Recent bipartisan action by the House Judiciary Committee to approve more high-skilled, high-tech immigrants from China and India into the US reveals, once again, the crass – indeed class – politics of Congressional immigration policy gridlock.
The ironically named “Fairness for High-Skilled Immigrants Act” passed out of Committee with nary a peep of opposition from its fiercely anti-immigrant members. Chairman Lamar (“Deport ‘Em All) Smith himself waxed eloquent about the need for immigrant “professionals with advanced degrees and aliens of exceptional ability”; Iowa’s Steve King raised obligatory questions to varnish his anti-immigrant credentials, but eventually kept his quiet. Democrats joined the Republican choir, and thereby made the bill notable “for its lack of rancor” between the members.
This is what we mark as progress these days.
Alone – and in light of the refusal of leaders of both parties to break through the impasse that stands as “immigration policy” – passage of this Act makes clear that poor and/or “unprofessional” immigrants are worthy only of restrictions, border fences, deportation, and are, moreover, fair game for the draconian state laws advanced by the Immigration Reform Law Institute (IRLI) and other anti-immigrant groups.
No matter that the millions of “poor” immigrants at the base of the economy that feed the nation and keep it running every day—if they didn’t get here “legally,” if they don’t have documents, and if they languish in deportation incarceration, it’s just too bad. After all, the Judiciary Committee and Congress is just way too busy dealing with the plight of techie-bereft companies that absolutely must be able to employ more and more “aliens of exceptional ability.”
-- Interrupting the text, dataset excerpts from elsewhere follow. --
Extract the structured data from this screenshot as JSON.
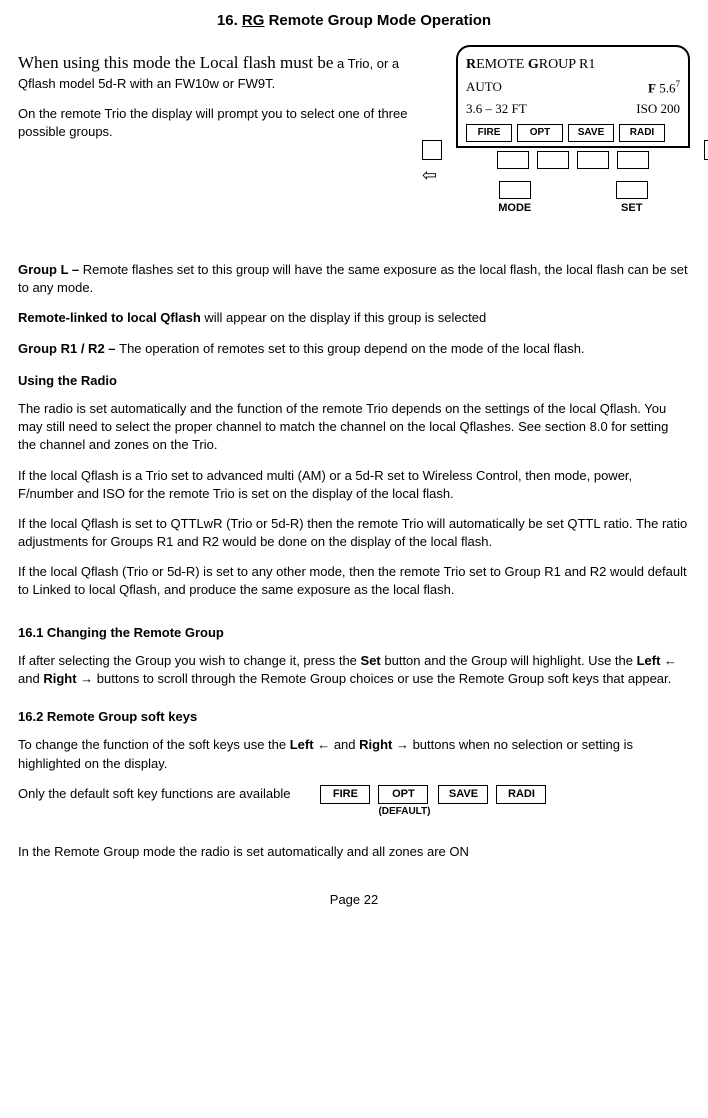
{
  "title_prefix": "16. ",
  "title_rg": "RG",
  "title_rest": "  Remote Group Mode Operation",
  "intro_serif": "When using this mode the Local flash must be",
  "intro_rest": "a Trio, or a Qflash model 5d-R with an FW10w or FW9T.",
  "intro2": "On the remote Trio the display will prompt you to select one of three possible groups.",
  "groupL_label": "Group L – ",
  "groupL_text": "Remote flashes set to this group will  have the same exposure as the local flash, the local flash can be set to any mode.",
  "remote_linked_b": "Remote-linked to local Qflash",
  "remote_linked_rest": " will appear on the display if this group is selected",
  "groupR_label": "Group R1 / R2 – ",
  "groupR_text": "The operation of remotes set to this group depend on the mode of the local flash.",
  "using_radio_h": "Using the Radio",
  "p_radio1": "The radio is set automatically and the function of the remote Trio depends on the settings of the local Qflash. You may still need to select the proper channel to match the channel on the local Qflashes.   See section 8.0 for setting the channel and zones on the Trio.",
  "p_radio2": "If the local Qflash is a Trio set to advanced multi (AM) or a 5d-R set to Wireless Control, then mode, power, F/number and ISO for the remote Trio is set on the display of the local flash.",
  "p_radio3": "If the local Qflash is set to QTTLwR (Trio or 5d-R) then the remote Trio will automatically be set QTTL ratio.  The ratio adjustments for Groups R1 and R2 would be done on the display of the local flash.",
  "p_radio4": "If the local Qflash (Trio or 5d-R) is set to any other mode, then the remote Trio set to Group R1 and R2 would default to Linked to local Qflash, and produce the same exposure as the local flash.",
  "h_161": "16.1  Changing the Remote Group",
  "p_161a": "If after selecting the Group you wish to change it, press the ",
  "p_161_set": "Set",
  "p_161b": " button and the Group will highlight.  Use the ",
  "p_161_left": "Left",
  "p_161_larr": " ← ",
  "p_161_and": " and ",
  "p_161_right": "Right",
  "p_161_rarr": " → ",
  "p_161c": " buttons to scroll through the Remote Group choices or use the Remote Group soft keys that appear.",
  "h_162": "16.2  Remote Group soft keys",
  "p_162a": "To change the function of the soft keys use the ",
  "p_162b": " buttons when no selection or setting is highlighted on the display.",
  "p_162_only": "Only the default soft key functions are available",
  "sk_fire": "FIRE",
  "sk_opt": "OPT",
  "sk_save": "SAVE",
  "sk_radi": "RADI",
  "sk_default": "(DEFAULT)",
  "p_last": "In the Remote Group mode the radio is set automatically and all zones are ON",
  "footer": "Page 22",
  "lcd": {
    "l1_a": "R",
    "l1_b": "EMOTE ",
    "l1_c": "G",
    "l1_d": "ROUP  R1",
    "l2_left": "AUTO",
    "l2_f": "F",
    "l2_fv": " 5.6",
    "l2_sup": "7",
    "l3_left": "3.6 – 32 FT",
    "l3_right": "ISO 200",
    "mode": "MODE",
    "set": "SET"
  }
}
As if hard, physical labor does not require “exceptional ability.” As if immigrants without “degrees” contribute nothing to our collective well-being.
We can expect nothing from this Congress with regard to immigration policy that actually addresses the immigration issues at hand. Were Emma Lazarus writing today, her oft-quoted line – “Give me your tired, your poor” – from her 1883 sonnet inscribed on the Statue of Liberty might read: “If you’re wired and techie, / you’re welcome and hired, / if you’re tired and you’re poor / you’re deported or fired.”
Welcome to twenty-first century America.